Besides introducing education and career guidance centres to students, allowing them to learn more about the basic information and requirements of various jobs, it is also crucial for the Ministry of Education to liaise with well-established companies and government agencies to introduce more internship programmes for junior college students ("8 career guidance centres in polys, ITE by January"; Oct 31).
First, internships provide real-life scenarios and experiences.
Adults may tell students about the difficulties faced on the job, the pressure of a set deadline and so on, but experiencing it for oneself will leave a better impression.
Second, internships allow students to pick up life skills.
Every career requires a special set of skills. Schooling gives students knowledge, but internships test how students put their knowledge to practical use.

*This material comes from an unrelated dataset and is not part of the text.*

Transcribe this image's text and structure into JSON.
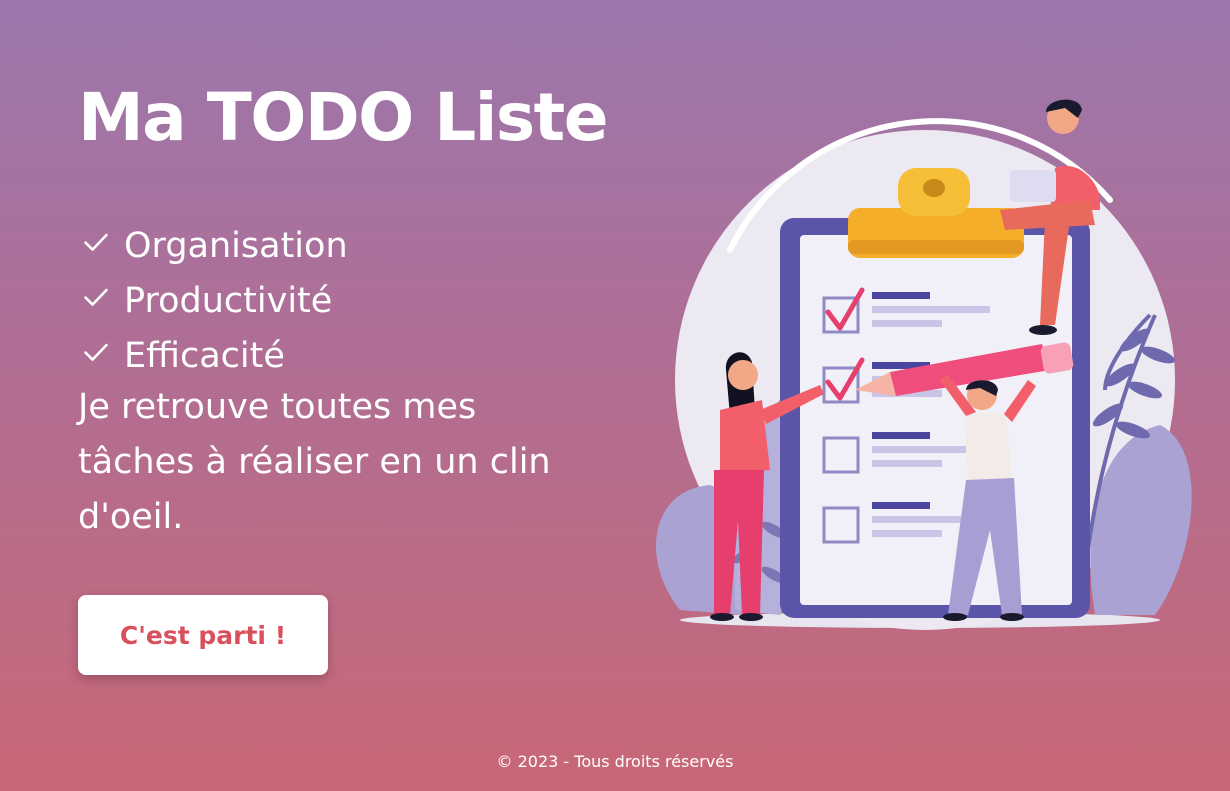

Third, internships are able to motivate students.
If one really enjoys the time spent throughout the internship, it can be taken into account when one decides on which university course to pursue.
Successful internships let students become more passionate about what they are striving for.
Conversely, unsuccessful internships can also serve as an early warning, so students can reconsider their career paths.
I agree that students may not be as efficient as experienced working adults, nor will all students have the time to go for internships.
Nonetheless, a two-week internship can be worth it if students get to experience what it is like to work with adults.
However, opportunities for internships may be limited. There are only a few jobs which are open to students.
Hence, I sincerely hope that the authorities can liaise with more companies and bring forth more internship opportunities or attachment programmes in various fields for more students in more schools, to work with companies and learn.